The recognition of discernible anatomical regularities that appear to self-organize during development makes apparent the modular organization of the cerebral cortex. The metabolic cost engendered in sustaining interneuronal communications has emphasized the viability of short connections among neighboring neurons. This pattern of connectivity establishes a microcircuit which is repeated in parallel throughout the cerebral cortex. This canonical circuit is contained within the smallest module of information processing of the cerebral cortex; one which Vernon Mountcastle called the minicolumn. Plasticity within the brain is accounted, in part, by the presence of weak linkages that allow minicolumns to process information from a variety of sources and to quickly adapt to environmental exigencies without a need for genetic change. Recent research suggests that interlaminar correlated firing between minicolumns during the decision phase of target selection provides for the emergence of some executive functions. Bottlenecks of information processing within this modular minicolumnar organization may account for a variety of mental disorders observed in neurodevelopmental conditions.

Keywords: cerebral cortex; connectivity; minicolumns; module; system theory.

Figure 1a,b.

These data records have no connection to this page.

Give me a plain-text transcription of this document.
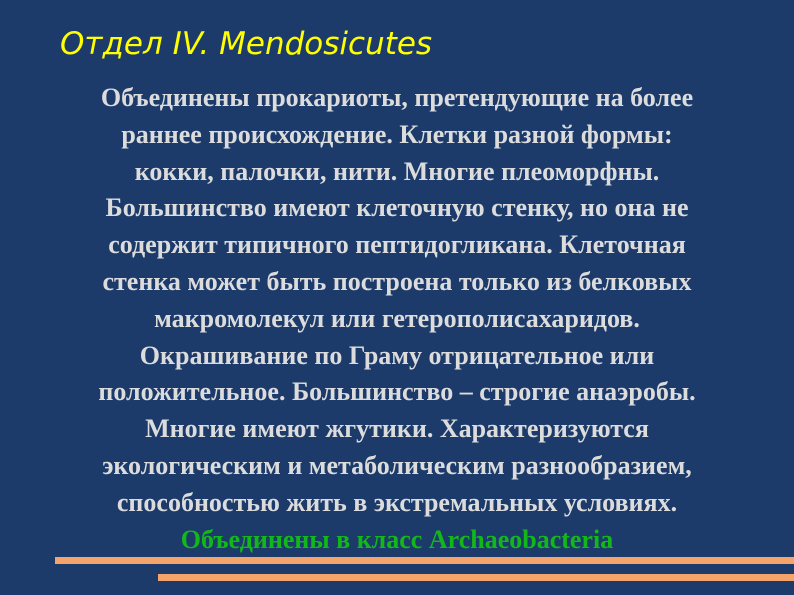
Отдел IV. Mendosicutes

Объединены прокариоты, претендующие на более
раннее происхождение. Клетки разной формы:
кокки, палочки, нити. Многие плеоморфны.
Большинство имеют клеточную стенку, но она не
содержит типичного пептидогликана. Клеточная
стенка может быть построена только из белковых
макромолекул или гетерополисахаридов.
Окрашивание по Граму отрицательное или
положительное. Большинство – строгие анаэробы.
Многие имеют жгутики. Характеризуются
экологическим и метаболическим разнообразием,
способностью жить в экстремальных условиях.
Объединены в класс Archaeobacteria
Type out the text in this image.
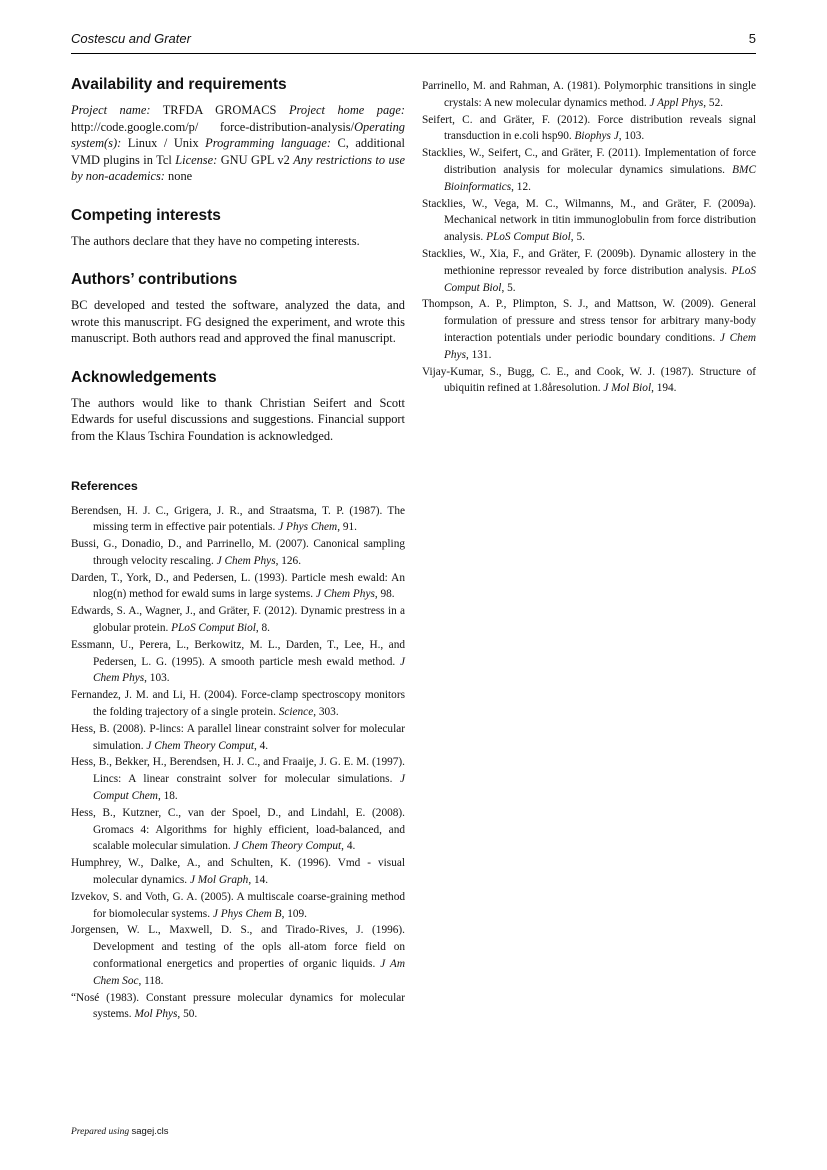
Costescu and Grater	5
Availability and requirements

Project name: TRFDA GROMACS Project home page: http://code.google.com/p/ force-distribution-analysis/Operating system(s): Linux / Unix Programming language: C, additional VMD plugins in Tcl License: GNU GPL v2 Any restrictions to use by non-academics: none

Competing interests

The authors declare that they have no competing interests.

Authors’ contributions

BC developed and tested the software, analyzed the data, and wrote this manuscript. FG designed the experiment, and wrote this manuscript. Both authors read and approved the final manuscript.

Acknowledgements

The authors would like to thank Christian Seifert and Scott Edwards for useful discussions and suggestions. Financial support from the Klaus Tschira Foundation is acknowledged.

References
Berendsen, H. J. C., Grigera, J. R., and Straatsma, T. P. (1987). The missing term in effective pair potentials. J Phys Chem, 91.
Bussi, G., Donadio, D., and Parrinello, M. (2007). Canonical sampling through velocity rescaling. J Chem Phys, 126.
Darden, T., York, D., and Pedersen, L. (1993). Particle mesh ewald: An nlog(n) method for ewald sums in large systems. J Chem Phys, 98.
Edwards, S. A., Wagner, J., and Gräter, F. (2012). Dynamic prestress in a globular protein. PLoS Comput Biol, 8.
Essmann, U., Perera, L., Berkowitz, M. L., Darden, T., Lee, H., and Pedersen, L. G. (1995). A smooth particle mesh ewald method. J Chem Phys, 103.
Fernandez, J. M. and Li, H. (2004). Force-clamp spectroscopy monitors the folding trajectory of a single protein. Science, 303.
Hess, B. (2008). P-lincs: A parallel linear constraint solver for molecular simulation. J Chem Theory Comput, 4.
Hess, B., Bekker, H., Berendsen, H. J. C., and Fraaije, J. G. E. M. (1997). Lincs: A linear constraint solver for molecular simulations. J Comput Chem, 18.
Hess, B., Kutzner, C., van der Spoel, D., and Lindahl, E. (2008). Gromacs 4: Algorithms for highly efficient, load-balanced, and scalable molecular simulation. J Chem Theory Comput, 4.
Humphrey, W., Dalke, A., and Schulten, K. (1996). Vmd - visual molecular dynamics. J Mol Graph, 14.
Izvekov, S. and Voth, G. A. (2005). A multiscale coarse-graining method for biomolecular systems. J Phys Chem B, 109.
Jorgensen, W. L., Maxwell, D. S., and Tirado-Rives, J. (1996). Development and testing of the opls all-atom force field on conformational energetics and properties of organic liquids. J Am Chem Soc, 118.
“Nosé (1983). Constant pressure molecular dynamics for molecular systems. Mol Phys, 50.
Parrinello, M. and Rahman, A. (1981). Polymorphic transitions in single crystals: A new molecular dynamics method. J Appl Phys, 52.
Seifert, C. and Gräter, F. (2012). Force distribution reveals signal transduction in e.coli hsp90. Biophys J, 103.
Stacklies, W., Seifert, C., and Gräter, F. (2011). Implementation of force distribution analysis for molecular dynamics simulations. BMC Bioinformatics, 12.
Stacklies, W., Vega, M. C., Wilmanns, M., and Gräter, F. (2009a). Mechanical network in titin immunoglobulin from force distribution analysis. PLoS Comput Biol, 5.
Stacklies, W., Xia, F., and Gräter, F. (2009b). Dynamic allostery in the methionine repressor revealed by force distribution analysis. PLoS Comput Biol, 5.
Thompson, A. P., Plimpton, S. J., and Mattson, W. (2009). General formulation of pressure and stress tensor for arbitrary many-body interaction potentials under periodic boundary conditions. J Chem Phys, 131.
Vijay-Kumar, S., Bugg, C. E., and Cook, W. J. (1987). Structure of ubiquitin refined at 1.8åresolution. J Mol Biol, 194.
Prepared using sagej.cls
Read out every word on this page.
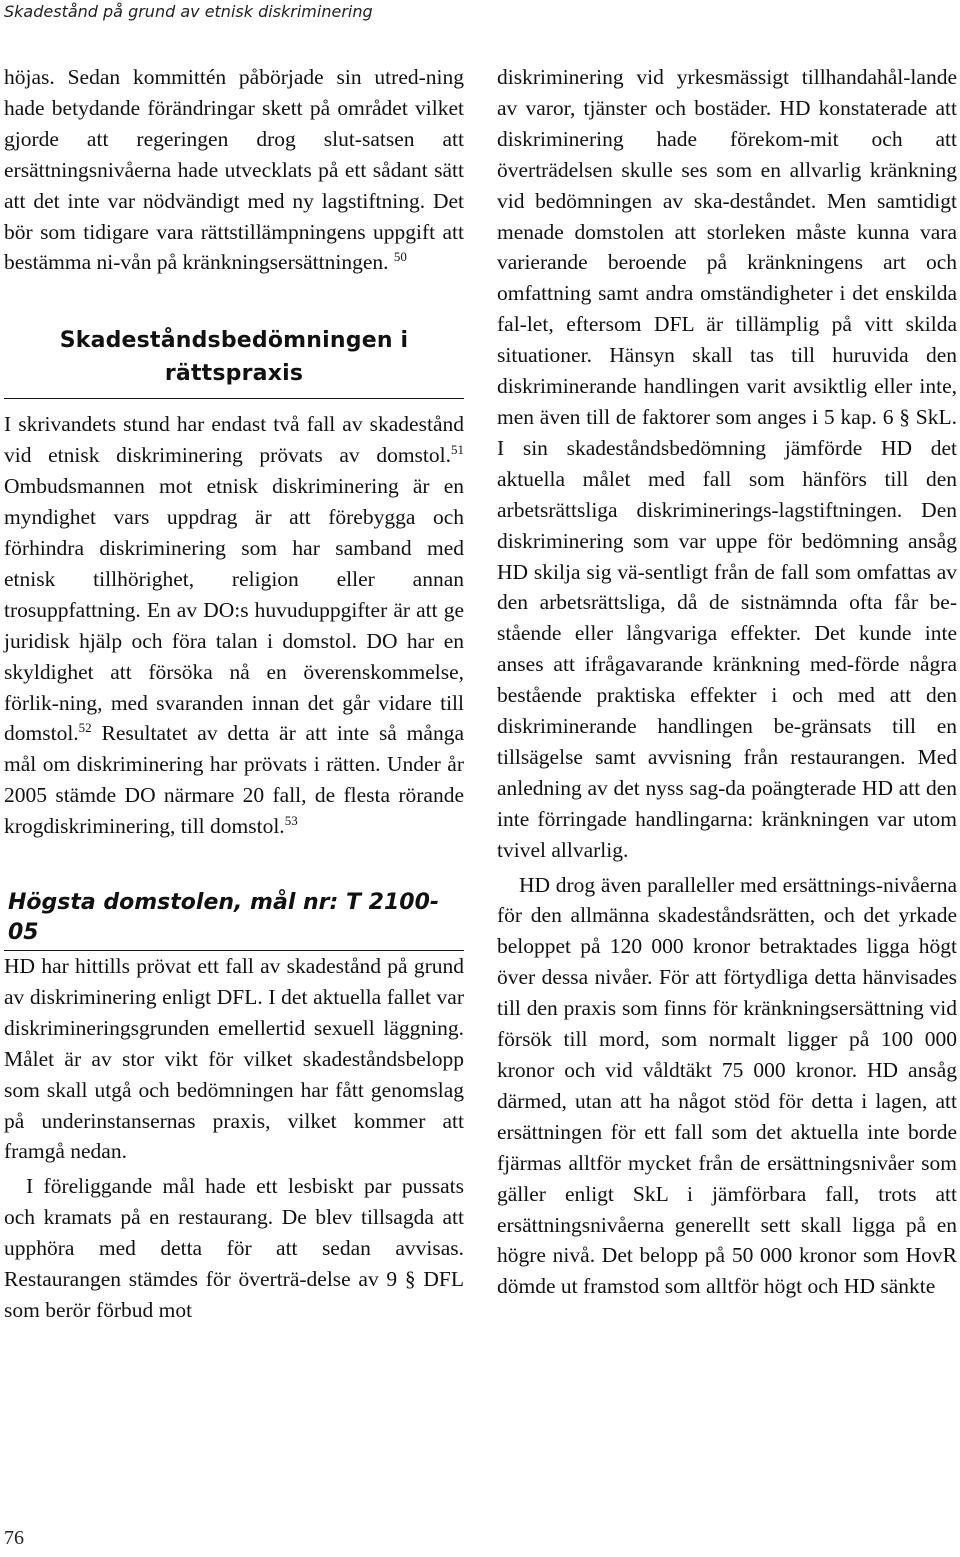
Skadestånd på grund av etnisk diskriminering

höjas. Sedan kommittén påbörjade sin utred-ning hade betydande förändringar skett på området vilket gjorde att regeringen drog slut-satsen att ersättningsnivåerna hade utvecklats på ett sådant sätt att det inte var nödvändigt med ny lagstiftning. Det bör som tidigare vara rättstillämpningens uppgift att bestämma ni-vån på kränkningsersättningen. $^{50}$

Skadeståndsbedömningen i rättspraxis

I skrivandets stund har endast två fall av skadestånd vid etnisk diskriminering prövats av domstol.$^{51}$ Ombudsmannen mot etnisk diskriminering är en myndighet vars uppdrag är att förebygga och förhindra diskriminering som har samband med etnisk tillhörighet, religion eller annan trosuppfattning. En av DO:s huvuduppgifter är att ge juridisk hjälp och föra talan i domstol. DO har en skyldighet att försöka nå en överenskommelse, förlik-ning, med svaranden innan det går vidare till domstol.$^{52}$ Resultatet av detta är att inte så många mål om diskriminering har prövats i rätten. Under år 2005 stämde DO närmare 20 fall, de flesta rörande krogdiskriminering, till domstol.$^{53}$

Högsta domstolen, mål nr: T 2100-05

HD har hittills prövat ett fall av skadestånd på grund av diskriminering enligt DFL. I det aktuella fallet var diskrimineringsgrunden emellertid sexuell läggning. Målet är av stor vikt för vilket skadeståndsbelopp som skall utgå och bedömningen har fått genomslag på underinstansernas praxis, vilket kommer att framgå nedan.

I föreliggande mål hade ett lesbiskt par pussats och kramats på en restaurang. De blev tillsagda att upphöra med detta för att sedan avvisas. Restaurangen stämdes för överträ-delse av 9 § DFL som berör förbud mot

diskriminering vid yrkesmässigt tillhandahål-lande av varor, tjänster och bostäder. HD konstaterade att diskriminering hade förekom-mit och att överträdelsen skulle ses som en allvarlig kränkning vid bedömningen av ska-deståndet. Men samtidigt menade domstolen att storleken måste kunna vara varierande beroende på kränkningens art och omfattning samt andra omständigheter i det enskilda fal-let, eftersom DFL är tillämplig på vitt skilda situationer. Hänsyn skall tas till huruvida den diskriminerande handlingen varit avsiktlig eller inte, men även till de faktorer som anges i 5 kap. 6 § SkL. I sin skadeståndsbedömning jämförde HD det aktuella målet med fall som hänförs till den arbetsrättsliga diskriminerings-lagstiftningen. Den diskriminering som var uppe för bedömning ansåg HD skilja sig vä-sentligt från de fall som omfattas av den arbetsrättsliga, då de sistnämnda ofta får be-stående eller långvariga effekter. Det kunde inte anses att ifrågavarande kränkning med-förde några bestående praktiska effekter i och med att den diskriminerande handlingen be-gränsats till en tillsägelse samt avvisning från restaurangen. Med anledning av det nyss sag-da poängterade HD att den inte förringade handlingarna: kränkningen var utom tvivel allvarlig.

HD drog även paralleller med ersättnings-nivåerna för den allmänna skadeståndsrätten, och det yrkade beloppet på 120 000 kronor betraktades ligga högt över dessa nivåer. För att förtydliga detta hänvisades till den praxis som finns för kränkningsersättning vid försök till mord, som normalt ligger på 100 000 kronor och vid våldtäkt 75 000 kronor. HD ansåg därmed, utan att ha något stöd för detta i lagen, att ersättningen för ett fall som det aktuella inte borde fjärmas alltför mycket från de ersättningsnivåer som gäller enligt SkL i jämförbara fall, trots att ersättningsnivåerna generellt sett skall ligga på en högre nivå. Det belopp på 50 000 kronor som HovR dömde ut framstod som alltför högt och HD sänkte

76
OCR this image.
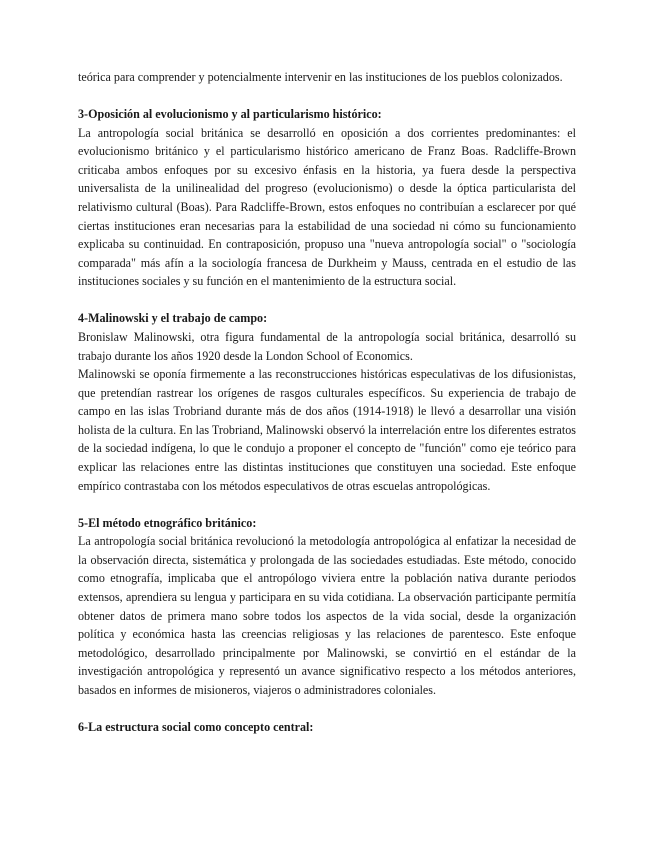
teórica para comprender y potencialmente intervenir en las instituciones de los pueblos colonizados.

3-Oposición al evolucionismo y al particularismo histórico:

La antropología social británica se desarrolló en oposición a dos corrientes predominantes: el evolucionismo británico y el particularismo histórico americano de Franz Boas. Radcliffe-Brown criticaba ambos enfoques por su excesivo énfasis en la historia, ya fuera desde la perspectiva universalista de la unilinealidad del progreso (evolucionismo) o desde la óptica particularista del relativismo cultural (Boas). Para Radcliffe-Brown, estos enfoques no contribuían a esclarecer por qué ciertas instituciones eran necesarias para la estabilidad de una sociedad ni cómo su funcionamiento explicaba su continuidad. En contraposición, propuso una "nueva antropología social" o "sociología comparada" más afín a la sociología francesa de Durkheim y Mauss, centrada en el estudio de las instituciones sociales y su función en el mantenimiento de la estructura social.

4-Malinowski y el trabajo de campo:

Bronislaw Malinowski, otra figura fundamental de la antropología social británica, desarrolló su trabajo durante los años 1920 desde la London School of Economics.

Malinowski se oponía firmemente a las reconstrucciones históricas especulativas de los difusionistas, que pretendían rastrear los orígenes de rasgos culturales específicos. Su experiencia de trabajo de campo en las islas Trobriand durante más de dos años (1914-1918) le llevó a desarrollar una visión holista de la cultura. En las Trobriand, Malinowski observó la interrelación entre los diferentes estratos de la sociedad indígena, lo que le condujo a proponer el concepto de "función" como eje teórico para explicar las relaciones entre las distintas instituciones que constituyen una sociedad. Este enfoque empírico contrastaba con los métodos especulativos de otras escuelas antropológicas.

5-El método etnográfico británico:

La antropología social británica revolucionó la metodología antropológica al enfatizar la necesidad de la observación directa, sistemática y prolongada de las sociedades estudiadas. Este método, conocido como etnografía, implicaba que el antropólogo viviera entre la población nativa durante periodos extensos, aprendiera su lengua y participara en su vida cotidiana. La observación participante permitía obtener datos de primera mano sobre todos los aspectos de la vida social, desde la organización política y económica hasta las creencias religiosas y las relaciones de parentesco. Este enfoque metodológico, desarrollado principalmente por Malinowski, se convirtió en el estándar de la investigación antropológica y representó un avance significativo respecto a los métodos anteriores, basados en informes de misioneros, viajeros o administradores coloniales.

6-La estructura social como concepto central:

Multiple Subpial Transection (MST): A Disconnection Syndrome?

a. Frank Morrell, MD (1926-1977) was the A. Watson Armour III and Sarah Armour Presidential Professor of Neurological Sciences at Rush-Prebyterian-St. Luke’s Medical Center in Chicago. Taken from Tovar-Spinoza and Rutka (2009) Textbook of Stereotactic and Functional Neurosurgery, Springer. b. Multiple Subpial Transections consists of linear and parallel cuts 5 mm apart across the region defined as the epileptogenic zone. Taken from Tovar-Spinoza and Rutka (2009) Textbook of Stereotactic and Functional Neurosurgery, Springer. Biological systems often impose boundary conditions on its modules. These boundaries can be thought as constraints to guide a particular system down a path of operation. In the cerebral cortex, modules of information processing are arranged in a vertical disposition so as to transverse the cortex from white matter to pial surface. Early experiments by Sperry and associates (1955) showed that subpial slicing of the cat’s visual cortex did not impair the function (i.e., vision) of modules in the intervened area. Other experiments indicated that the less extensive horizontal, or between modules connectivity, was critical for the development of seizures (Smith, 1998). Morell hypothesized that subpial transection would therefore disrupt the spread of an ictal discharge without affecting the critical function performed by modules in that given area (Morrell and Hanbery, 1969; Morrell et al., 1999). Multiple subpial transections is now a routine surgical intervention for cases where resective techniques would lead to undesirable loss of function, e.g., preservation of language in Landau-Kleffner syndrome.

Figure 2. Lorente de Nó

According to Lorente de Nó, “It is possible now to reach a comprehensive view of the organization of the cortex. The small strip reproduced on the left is the vertical section of a cylinder having a specific afferent fiber like a as axis. All of the elements of the cortex are represented in it, and therefore it may be called an elementary unit, in which, theoretically, the whole process of the transmission of impulses from the afferent fiber to the efferent axon may be accomplished” (Lorente de Nó, 1938; p. 290). Within the chains of neurons, de Nó differentiated between short and long links depending on whether they connected cells of the same or different layers. The long links varied little in different mammals, but the short links increased progressively in number from mouse to man. Cajal, who was de Nó’s mentor, thought that short links were the “anatomical expression of the delicacy of function of the brain of man” (Lorente de Nó, 1938; p. 294). Figure reproduced from Lorente de Nó (1938), Physiology of the Nervous System, Oxford University Press.

Figure 3

A canonical circuit for the neocortex: Thalamic relay cells mainly from synapse in the middle layers of the cortex, but they also form synapses with neurons in all six cortical layers, including the tufts of pyramidal cells in layer 1. In all layers the excitatory (red) and inhibitory (blue) neurons form recurrent connections with like cells within the same layer (dashed lines) and with other cell types (continuous lines). Layer 4 in some primary sensory cortical areas contain a specialist excitatory cell type, the spiny stellate cell (A), which projects to pyramidal cells and inhibitory cells in layer 4 and other layers. The superficial layer pyramidal cells (B) connect locally and project to other areas of cortex. Inhibitory neurons (C) are found in all layers (only one representative is shown here), and they constitute about 15% of the neurons in the neocortex. The deep layer pyramidal cells (D) also connect recurrently locally and project to subcortical nuclei in the thalamus, midbrain, and spinal cord. Figure taken from Douglas and Martin, 2010. Handbook of Brain Microcircuits, Oxford University Press, ch. 2, p.16.